Een algemeen bezoekverbod opgelegd door de overheid of bepaald door de voorziening lijkt ons tijdens deze exit-fase juridisch moeilijk te verantwoorden zonder mogelijke inbreuk op artikel 8 van het EVRM. Uiteraard moet parallel met de afbouw van het bezoekverbod ook ingezet worden op een veilige organisatie van uitgang en het verlof van opgenomen patiënten, maar dit laatste was niet de inhoud en de focus van deze bijdrage.

Is het opheffen van een algemeen bezoekverbod in een psychiatrisch ziekenhuis dan geen discriminatie ten opzichte van alle andere burgers voor wie het verbod op fysieke contacten tussen familieleden die niet samen wonen nog steeds van kracht is (bij de redactie van dit artikel)? Los van de politieke discussie over de noodzaak van het nog langer aanhouden van deze regel, kan alleszins gesteld worden dat dit onderscheid op zich niet discriminerend hoeft te zijn. Het verschil in behandeling berust op een objectief criterium (al dan niet opname in een psychiatrisch ziekenhuis) en er zijn voldoende argumenten te geven waarom de psychisch nadelige effecten van de quarantaine bij personen met een psychische kwetsbaarheid nog zwaarder doorwegen dan bij andere personen.

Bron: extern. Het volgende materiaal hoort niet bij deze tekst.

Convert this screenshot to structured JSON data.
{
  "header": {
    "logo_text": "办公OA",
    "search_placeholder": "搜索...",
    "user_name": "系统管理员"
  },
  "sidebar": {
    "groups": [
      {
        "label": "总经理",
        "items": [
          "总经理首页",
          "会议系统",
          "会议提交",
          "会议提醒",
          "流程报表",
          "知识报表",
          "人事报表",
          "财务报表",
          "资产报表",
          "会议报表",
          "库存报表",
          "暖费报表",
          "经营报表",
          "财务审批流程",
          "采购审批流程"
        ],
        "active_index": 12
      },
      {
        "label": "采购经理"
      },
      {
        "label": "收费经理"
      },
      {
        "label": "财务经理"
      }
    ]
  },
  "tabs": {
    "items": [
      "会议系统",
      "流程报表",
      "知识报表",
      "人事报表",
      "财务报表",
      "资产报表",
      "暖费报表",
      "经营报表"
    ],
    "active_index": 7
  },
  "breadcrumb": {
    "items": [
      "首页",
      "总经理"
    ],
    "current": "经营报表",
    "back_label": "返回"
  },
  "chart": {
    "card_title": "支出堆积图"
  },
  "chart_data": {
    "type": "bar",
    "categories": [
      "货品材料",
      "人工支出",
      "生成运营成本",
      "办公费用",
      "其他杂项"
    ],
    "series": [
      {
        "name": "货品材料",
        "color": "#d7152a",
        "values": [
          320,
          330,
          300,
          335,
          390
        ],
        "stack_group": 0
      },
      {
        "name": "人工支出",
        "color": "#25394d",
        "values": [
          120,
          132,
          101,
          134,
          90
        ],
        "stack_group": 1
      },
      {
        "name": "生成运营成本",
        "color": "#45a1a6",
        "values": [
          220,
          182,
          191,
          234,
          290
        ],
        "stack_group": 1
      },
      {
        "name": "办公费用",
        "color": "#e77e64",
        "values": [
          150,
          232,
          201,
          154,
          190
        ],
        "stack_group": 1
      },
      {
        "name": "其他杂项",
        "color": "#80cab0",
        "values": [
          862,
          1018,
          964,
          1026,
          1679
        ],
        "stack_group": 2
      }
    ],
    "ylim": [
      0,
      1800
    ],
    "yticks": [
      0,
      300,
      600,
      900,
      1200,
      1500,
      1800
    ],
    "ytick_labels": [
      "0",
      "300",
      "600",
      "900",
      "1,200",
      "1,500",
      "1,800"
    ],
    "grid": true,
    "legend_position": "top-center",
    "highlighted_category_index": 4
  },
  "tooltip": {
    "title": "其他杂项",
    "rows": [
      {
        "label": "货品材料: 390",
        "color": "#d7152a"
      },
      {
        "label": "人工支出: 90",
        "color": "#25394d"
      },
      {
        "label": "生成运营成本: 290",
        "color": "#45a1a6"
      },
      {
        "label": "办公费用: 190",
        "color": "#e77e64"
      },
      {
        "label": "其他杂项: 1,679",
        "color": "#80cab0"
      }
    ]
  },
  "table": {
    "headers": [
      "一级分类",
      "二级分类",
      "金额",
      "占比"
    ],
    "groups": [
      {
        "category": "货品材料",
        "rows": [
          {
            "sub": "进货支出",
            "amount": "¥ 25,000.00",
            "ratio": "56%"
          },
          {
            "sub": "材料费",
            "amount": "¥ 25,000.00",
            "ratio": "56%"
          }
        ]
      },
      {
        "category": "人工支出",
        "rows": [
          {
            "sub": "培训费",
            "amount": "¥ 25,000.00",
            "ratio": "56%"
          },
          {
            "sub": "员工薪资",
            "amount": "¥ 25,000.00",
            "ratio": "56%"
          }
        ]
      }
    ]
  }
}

Tot slot – dit staat los van de bovenstaande juridische vraag – doet deze corona-crisis ons allen beseffen hoe enorm kwetsbaar en tegelijk ook hoe krachtig wij kunnen zijn. Het gemis aan fysieke familiecontacten doet ons ook beseffen hoe fundamenteel en belangrijk deze familiecontacten zijn voor ons psychisch welzijn. Reden temeer om ook na de coronacrisis volop te gaan voor een sterke familie betrokken geestelijke gezondheidszorg.